I’ve spent the last three days digging myself into ever-deeper holes. I’ll need to go over some theory to explain this. The starting point is the directed graph. This is an architecture in which nodes (positions) are connected by arrows (either one-way or two-way). Text adventures are all directed graphs. There are a great many mathematical refinements and special forms of directed graphs. If you like that kind of thing, splurge on the cited article.

State variables

Many games are organized as directed graphs with state variables. The simplest example of this is Pac-Man. The maze is a directed graph. The primary state variable is the set of eaten/uneaten dots that Pac-Man eats. The four ghosts present more complex state variables. Basically, as the player moves through the maze gobbling dots, he changes the values of the state variables. The player wins by setting all the dot state variables to false.

Text adventures are similar in structure. Each “room” in a text adventure is a node in the directed graph. The player uses the arrows in the directed graph to move from room to room. Inside each room, the player can change the values of state variables through various actions. An important point about text adventures is that the state variables are almost always boolean.

Interactive storytelling and Sappho

The full-blown SWAT technology created a complex weighted directed graph. A weighted directed graph differs from a regular directed graph in that the arrows leading out of a node have different weights — the likelihood or ease of using the arrows emerging from that node is variable. One arrow might have a high weight, and be more likely to be taken, while another arrow might have a low weight, and so will be taken rarely. The key notion in the SWAT technology is that the weight of each arrow is calculated based on personality and relationship variables. In SWAT technology, this weight is called the *inclination* to make that choice.

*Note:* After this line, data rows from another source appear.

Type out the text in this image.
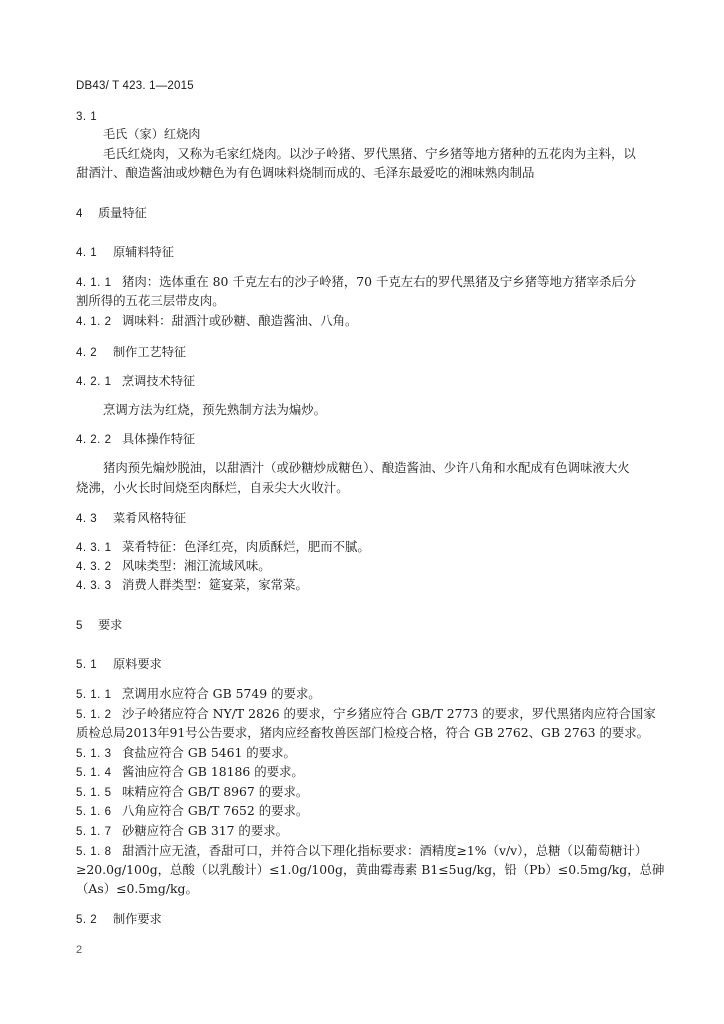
DB43/ T 423. 1—2015
3. 1
毛氏（家）红烧肉
毛氏红烧肉，又称为毛家红烧肉。以沙子岭猪、罗代黑猪、宁乡猪等地方猪种的五花肉为主料，以
甜酒汁、酿造酱油或炒糖色为有色调味料烧制而成的、毛泽东最爱吃的湘味熟肉制品
4 质量特征
4. 1 原辅料特征
4. 1. 1 猪肉：选体重在 80 千克左右的沙子岭猪，70 千克左右的罗代黑猪及宁乡猪等地方猪宰杀后分
割所得的五花三层带皮肉。
4. 1. 2 调味料：甜酒汁或砂糖、酿造酱油、八角。
4. 2 制作工艺特征
4. 2. 1 烹调技术特征
烹调方法为红烧，预先熟制方法为煸炒。
4. 2. 2 具体操作特征
猪肉预先煸炒脱油，以甜酒汁（或砂糖炒成糖色）、酿造酱油、少许八角和水配成有色调味液大火
烧沸，小火长时间烧至肉酥烂，自汞尖大火收汁。
4. 3 菜肴风格特征
4. 3. 1 菜肴特征：色泽红亮，肉质酥烂，肥而不腻。
4. 3. 2 风味类型：湘江流域风味。
4. 3. 3 消费人群类型：筵宴菜，家常菜。
5 要求
5. 1 原料要求
5. 1. 1 烹调用水应符合 GB 5749 的要求。
5. 1. 2 沙子岭猪应符合 NY/T 2826 的要求，宁乡猪应符合 GB/T 2773 的要求，罗代黑猪肉应符合国家
质检总局2013年91号公告要求，猪肉应经畜牧兽医部门检疫合格，符合 GB 2762、GB 2763 的要求。
5. 1. 3 食盐应符合 GB 5461 的要求。
5. 1. 4 酱油应符合 GB 18186 的要求。
5. 1. 5 味精应符合 GB/T 8967 的要求。
5. 1. 6 八角应符合 GB/T 7652 的要求。
5. 1. 7 砂糖应符合 GB 317 的要求。
5. 1. 8 甜酒汁应无渣，香甜可口，并符合以下理化指标要求：酒精度≥1%（v/v），总糖（以葡萄糖计）
≥20.0g/100g，总酸（以乳酸计）≤1.0g/100g，黄曲霉毒素 B1≤5ug/kg，铅（Pb）≤0.5mg/kg，总砷
（As）≤0.5mg/kg。
5. 2 制作要求
2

Text adventures have no weighted graphs because all decisions are made by the player. There is only one player. But in interactive storytelling, there are other characters who make dramatically significant decisions, and their decisions must be made on the basis of some algorithm. That’s what the inclination formulae are for.

The killer problem

The killer problem with Sappho’s technology is that none of the player’s decisions don’t affect the future direction of the story. The Encounter technology was never intended to be used standalone; it is only an adjunct to the larger game. It alters other character’s perceptions of the player, nothing more. So how do I adapt this system to make a playable standalone interactive storyworld?

Somehow the player’s decisions must change the weights of the arrows. That would require a major revision in the engine, but the larger problem is how to do so. Currently Encounters are chosen randomly, with some logical constraints. The directed graph must be completely redefined.